SC texting ban racing against end-of-session deadline

S.C. lawmakers are getting closer to banning texting while driving statewide. But they face a deadline – Thursday of next week – if they are going to accomplish that goal.

S.C. lawmakers are getting closer to banning texting while driving statewide. But they face a deadline – Thursday of next week – if they are going to accomplish that goal.

The problem? Senators and state representatives disagree on what a ban should look like.

The Senate’s texting-while-driving ban would apply only to drivers with beginner’s or restricted licenses. The House wants the ban to apply to all drivers.

About 20 S.C. cities, towns and counties have their own bans, including Columbia, Charleston and Greenville, according to the Municipal Association of South Carolina. Advocates say a statewide policy is needed to ease the confusion of drivers traveling from one part of the state – with no ban – to the next – with a ban.

“We need continuity and uniformity across the cities and the counties,” said state Sen. Thomas Alexander, R-Oconee, a sponsor of the bill.
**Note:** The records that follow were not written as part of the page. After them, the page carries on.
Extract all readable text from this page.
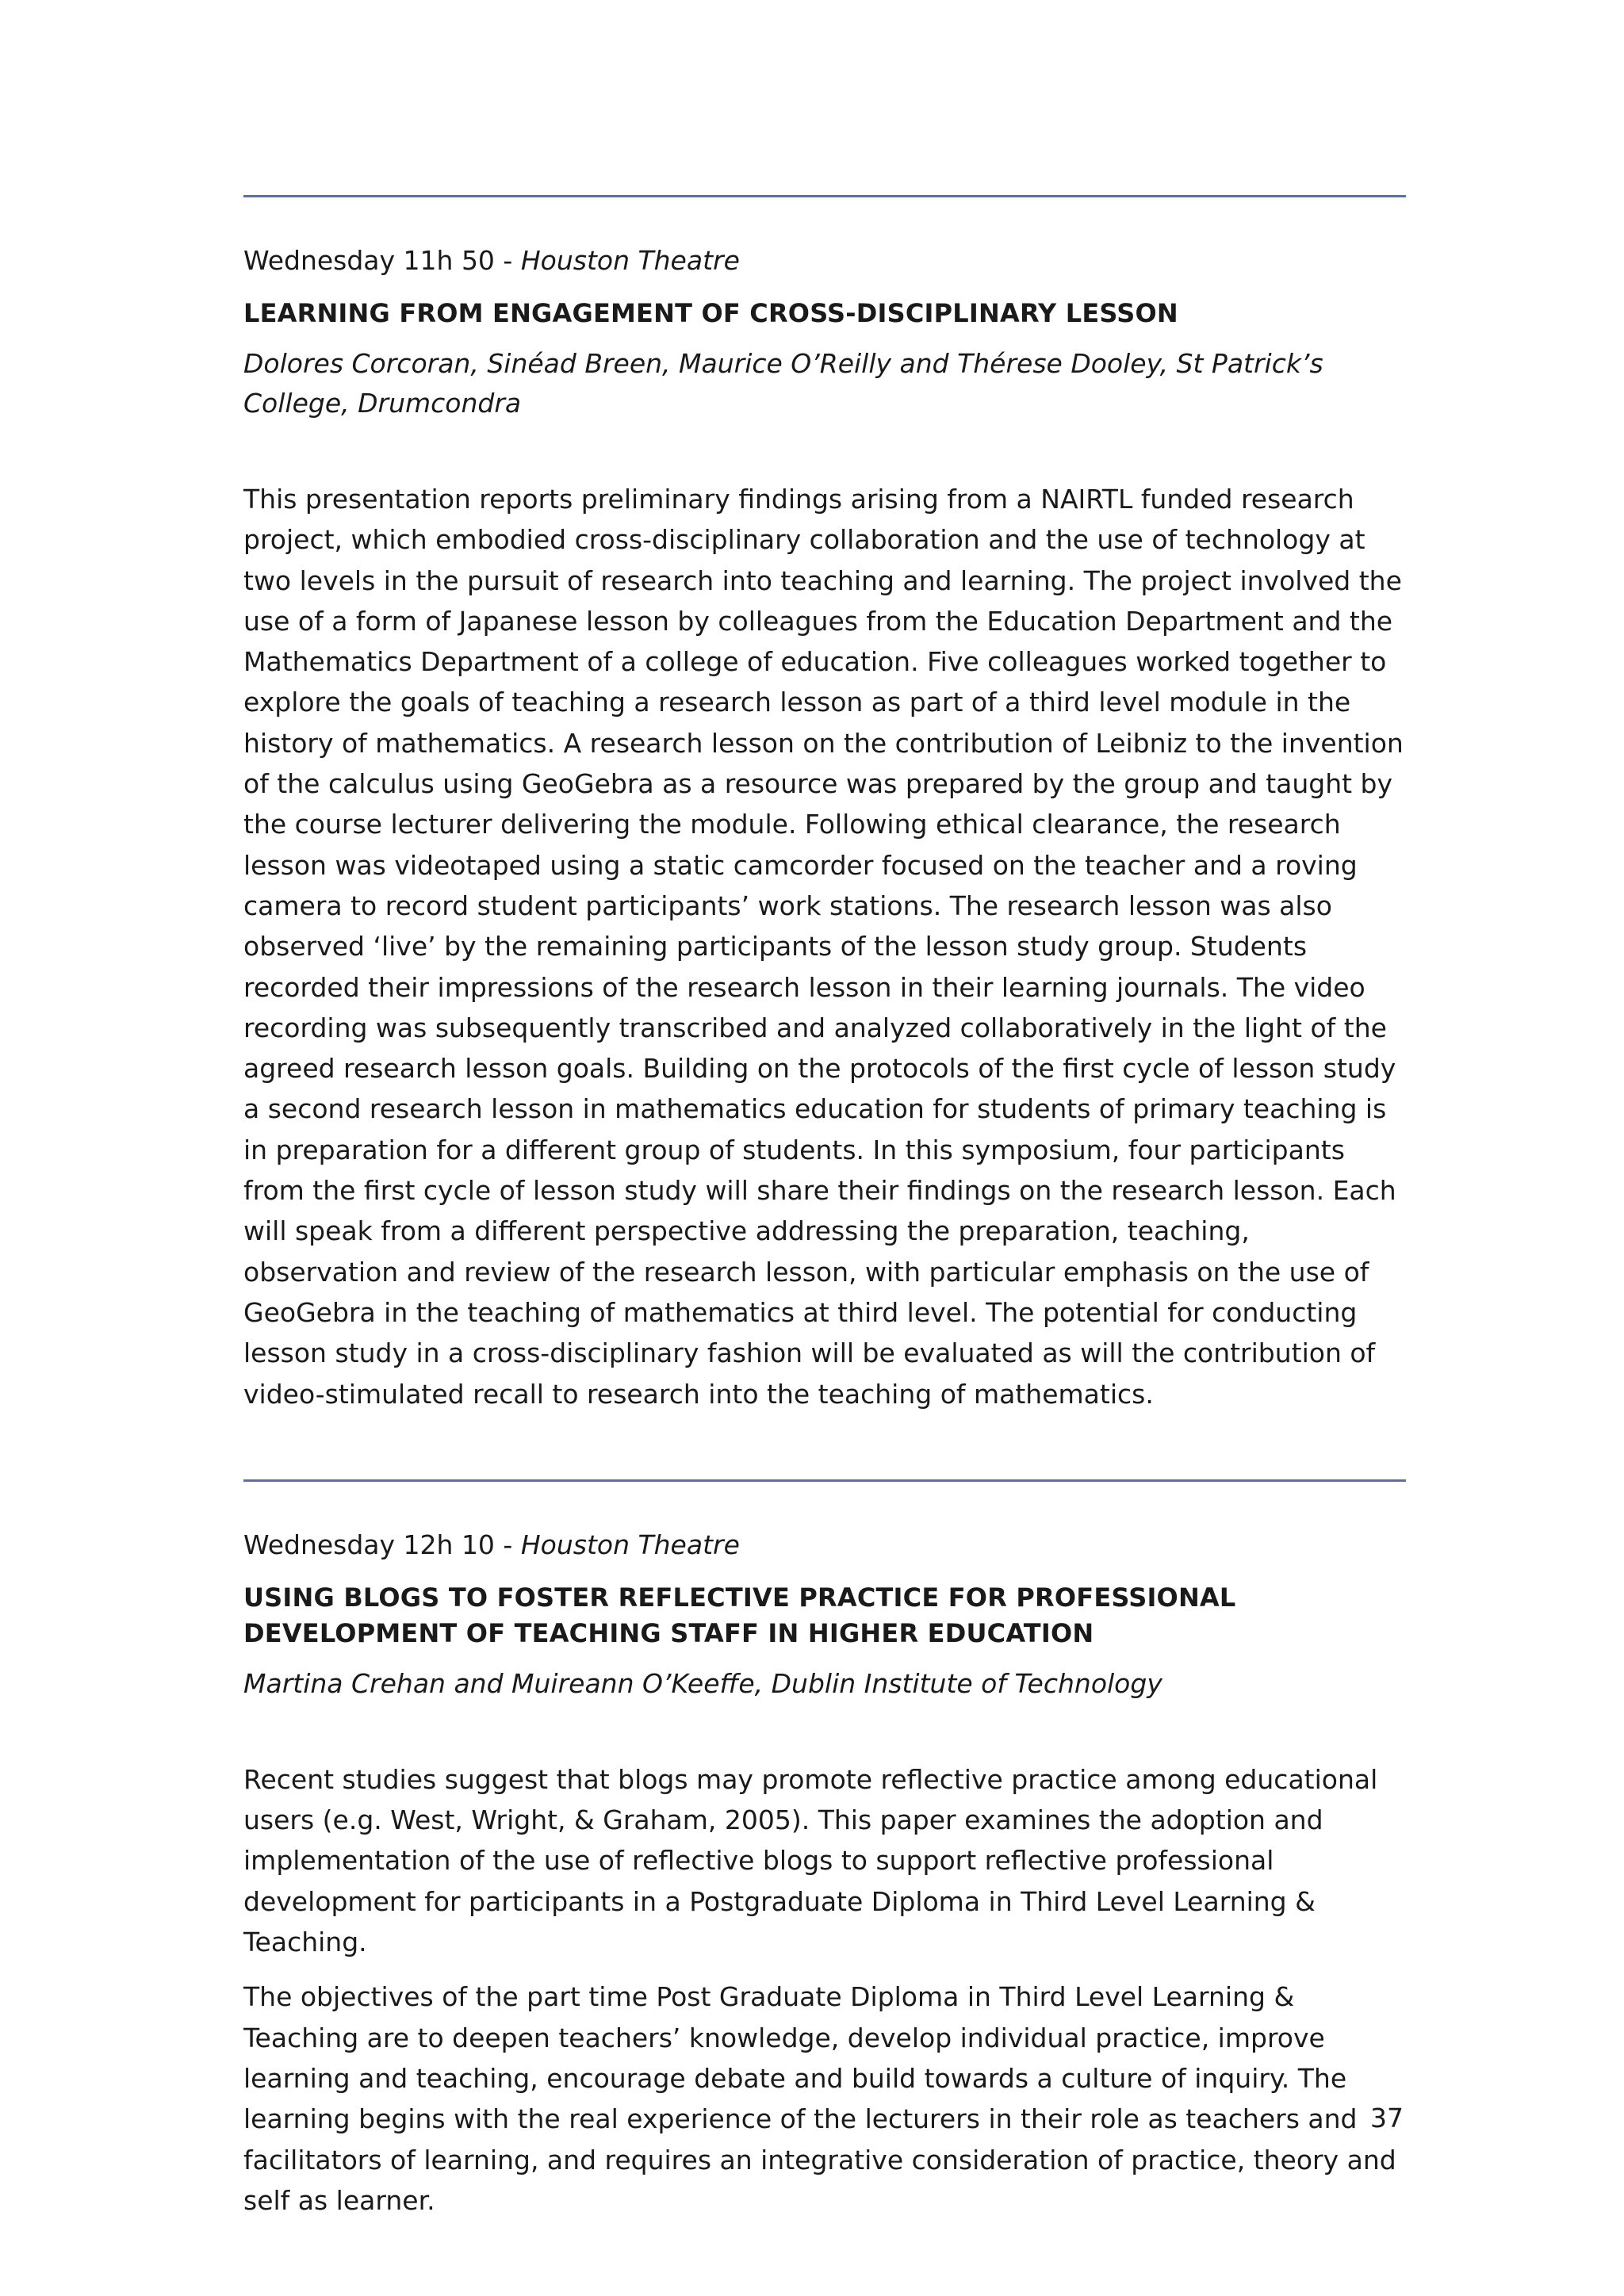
Wednesday 11h 50 - Houston Theatre
LEARNING FROM ENGAGEMENT OF CROSS-DISCIPLINARY LESSON
Dolores Corcoran, Sinéad Breen, Maurice O’Reilly and Thérese Dooley, St Patrick’s College, Drumcondra
This presentation reports preliminary findings arising from a NAIRTL funded research project, which embodied cross-disciplinary collaboration and the use of technology at two levels in the pursuit of research into teaching and learning. The project involved the use of a form of Japanese lesson by colleagues from the Education Department and the Mathematics Department of a college of education. Five colleagues worked together to explore the goals of teaching a research lesson as part of a third level module in the history of mathematics. A research lesson on the contribution of Leibniz to the invention of the calculus using GeoGebra as a resource was prepared by the group and taught by the course lecturer delivering the module. Following ethical clearance, the research lesson was videotaped using a static camcorder focused on the teacher and a roving camera to record student participants’ work stations. The research lesson was also observed ‘live’ by the remaining participants of the lesson study group. Students recorded their impressions of the research lesson in their learning journals. The video recording was subsequently transcribed and analyzed collaboratively in the light of the agreed research lesson goals. Building on the protocols of the first cycle of lesson study a second research lesson in mathematics education for students of primary teaching is in preparation for a different group of students. In this symposium, four participants from the first cycle of lesson study will share their findings on the research lesson. Each will speak from a different perspective addressing the preparation, teaching, observation and review of the research lesson, with particular emphasis on the use of GeoGebra in the teaching of mathematics at third level. The potential for conducting lesson study in a cross-disciplinary fashion will be evaluated as will the contribution of video-stimulated recall to research into the teaching of mathematics.
Wednesday 12h 10 - Houston Theatre
USING BLOGS TO FOSTER REFLECTIVE PRACTICE FOR PROFESSIONAL DEVELOPMENT OF TEACHING STAFF IN HIGHER EDUCATION
Martina Crehan and Muireann O’Keeffe, Dublin Institute of Technology
Recent studies suggest that blogs may promote reflective practice among educational users (e.g. West, Wright, & Graham, 2005). This paper examines the adoption and implementation of the use of reflective blogs to support reflective professional development for participants in a Postgraduate Diploma in Third Level Learning & Teaching.
The objectives of the part time Post Graduate Diploma in Third Level Learning & Teaching are to deepen teachers’ knowledge, develop individual practice, improve learning and teaching, encourage debate and build towards a culture of inquiry. The learning begins with the real experience of the lecturers in their role as teachers and facilitators of learning, and requires an integrative consideration of practice, theory and self as learner.
37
A texting-while-driving ban has been debated for years, and 43 other states ban all drivers from text messaging, according to the Governors Highway Safety Association.

In the version of the ban that would apply to all S.C. drivers, the law would not apply to drivers parked or stopped legally, using a hands-free device or seeking emergency assistance. The law also would not apply to those using a global-positioning-system device, or GPS feature, on a phone.

But state Sen. Gerald Malloy, D-Darlington, raised concerns about how a statewide ban would be enforced and about racial profiling.

Senators who support the ban say their concern is safety.

Studies have shown that texting while driving is just as dangerous as drunken driving, said state Sen. Joel Lourie, D-Richland, a sponsor of the statewide ban.

If passed into law, violators could be fined between $25 and $50 for one or more violations.

The fines are not heavy because, like the state’s seat-belt law, they are not designed to raise money, Alexander said. Instead, the law is intended as a deterrent, to get drivers to change their habits.

The Senate voted Wednesday to send the differing texting-ban proposals to a joint House-Senate conference committee.

“We have a great chance of passing a statewide ban,” Lourie said, despite the fact the Legislature is racing against its adjournment next Thursday.

Sen. Larry Martin, R-Pickens, said he expects to get the conference committee’s report back to the Senate by early next week. Then, senators and representatives would vote on its recommendation.

If either the House or Senate does not get to the bill next week, lawmakers could pick the proposal up when they come back for an extended veto session on June 17.

Martin said Thursday’s Senate vote was a move toward making it unlawful to text while driving.

“This moves the ball forward,” he said.